Silvana Mangano - A Vénus dos arrozais



Silva Mangano em Arroz Amargo (Riso Amaro, 1949) de Giuseppe De Santis.
Foto de theredlist.fr


Coisas boas em jornais


A Vénus dos arrozais que a Censura proibiu
Texto de Vítor Pavão dos Santos 
Jornal Se7e
21-02-80



"Tudo hoje quer cinema italiano
P'ra ver de perto as pernas da Mangano
Dantes a Rita é que era o chamariz
Hoje a Silvana é que dá que falar
E então nas ruas andam velhos
Andam novos, andam ginjas
Anda tudo a perguntar
Mas onde é que está o gato?
Sei lá! Sei lá!
Mas onde e que está o gato?
Sei lá! Sei  lá!"

Era assim que a revista, comentadora infalível da vida portuguesa, pela voz da grande Hermínia Silva, assinalava, em 1953, em Lisboa antiga, a loucura que então provocava o cinema Italiano e as suas vedetas. Tudo começara, quando, em 1951, Silvana Mangano surgira desafiadora, no écran do Tivoli, camisola colada ao peito farto, calções molhados e pernas nuas, mergulhadas, até ao joelho, nos arrozais, em Arroz Amargo (Riso amaro, 48), desencadeando o desejo do «bom» Raf Vallone e do «cínico» Vittorio Gassmann, tão próxima, tão verdadeira, logo conquistando o espectador lisboeta, derrubando as imagens technicoloridas das pin ups sofisticadas, como Rita Hayworth ou Betty Grable. Mas não seria por muito tempo que o público poderia gozar da beleza de Silvana, já que a vigilante censura salazarista, também visivelmente perturbada, mandou retirar o filme de exibição, 14 dias após a estreia, alegando, entre outras idiotices, abundância de «mulheres em roupagens sumárias». E lá se foi a Silvana mondadeira (...). O escândalo do filme não era facto inédito, pois nos Estados Unidos também a legion of decency condenara Bitter Rice. Só que lá, o caso até serviu de publicidade ao filme, que rendeu a considerável soma de seis milhões de dólares. Mas por cá, tudo era bem diferente — tirava-se a fita de circulação e não se davam mais satisfações. 
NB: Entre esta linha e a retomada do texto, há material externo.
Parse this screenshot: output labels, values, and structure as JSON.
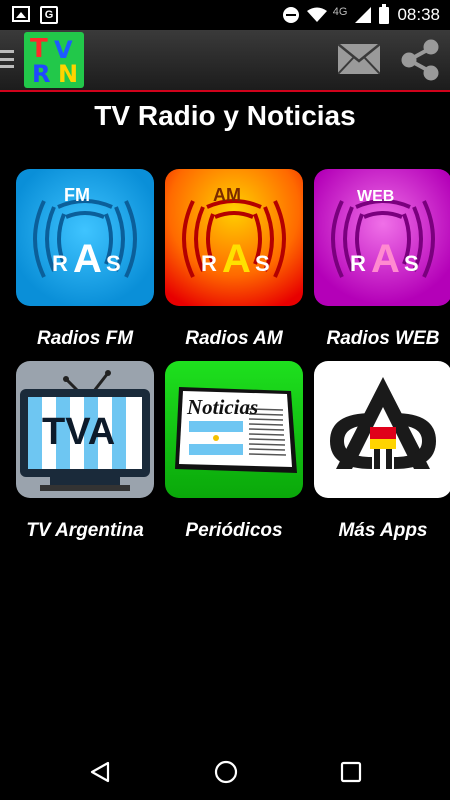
{
  "status_bar": {
    "time": "08:38",
    "network": "4G"
  },
  "app_bar": {
    "logo_letters": [
      "T",
      "V",
      "R",
      "N"
    ],
    "mail_icon": "mail-icon",
    "share_icon": "share-icon"
  },
  "page": {
    "title": "TV Radio y Noticias"
  },
  "tiles": [
    {
      "label": "Radios FM",
      "badge": "FM",
      "ras": [
        "R",
        "A",
        "S"
      ],
      "color": "#1aa6e8"
    },
    {
      "label": "Radios AM",
      "badge": "AM",
      "ras": [
        "R",
        "A",
        "S"
      ],
      "color": "#f4a100"
    },
    {
      "label": "Radios WEB",
      "badge": "WEB",
      "ras": [
        "R",
        "A",
        "S"
      ],
      "color": "#c21bb0"
    },
    {
      "label": "TV Argentina",
      "badge": "TVA"
    },
    {
      "label": "Periódicos",
      "badge": "Noticias"
    },
    {
      "label": "Más Apps"
    }
  ],
  "colors": {
    "accent_red": "#d0021b",
    "logo_green": "#22c84a",
    "tile_green": "#14c814"
  }
}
Silvana Mangano e Dino De Laurentiis com as filhas em Monte Carlo. 1966. Carlo Bavagnoli.


Porém, o que a censura não podia impedir era que a imagem avassaladora da belíssima Silvana ganhasse o prestigio do fruto proibido. E o público, que esperava ansioso noticias dela, lá a conseguiu ver, em 1952, moldada pela combinação preta, indispensável acessório das vamps neo-realistas, em O Lobo da Calábria (Il lupo della Sila, 49), disputada mortalmente por Amadeo Nazzari e Jacques Sernas. E não ficou desiludido. Porém, o sucesso louco, que fez Lisboa andar com a cabeça à roda e esgotar semanas e semanas o Império, foi Anna (Anna, 51), onde La Mangano, com aquele seu ar indiferente e um tanto enjoado, ora era desvelada freira-enfermeira, ora, de quando em quando, recordava o seu passado de provocante cantora de cabaret fumarento, mais uma vez dividida entre o «bom» fazendeiro Raf Vallone e o «cínico» barman Vittorio Gassmann. Dolente, em estudadas poses coleantes, Silvana cantava, com a voz emprestada por uma qualquer cantora ignorada, uma melodia melancólica, T'ho voluto bene, e um remexido balão, o célebre Balão da Ana, cantigas que causaram um furor tremendo, e a telefonia tocava a toda a hora, sendo até gravadas pela Amália, a primeira com versos em português, do jovem poeta David Mourão-Ferreira. Nesse ano de 1953, Hermínia estava, portanto, absolutamente certa, a Silvana é que dava que falar, a tal ponto que, num inquérito da revista Plateia, 82 por cento dos seus leitores declararam ser ela a sua preferida.

Silvana Mangano e sua filha em Voivodina, Jugoslávia, durante as filmagens 
de Tempestade (La Tempesta, 1958) de Alberto Lattuada. 1958. Gjon Mili.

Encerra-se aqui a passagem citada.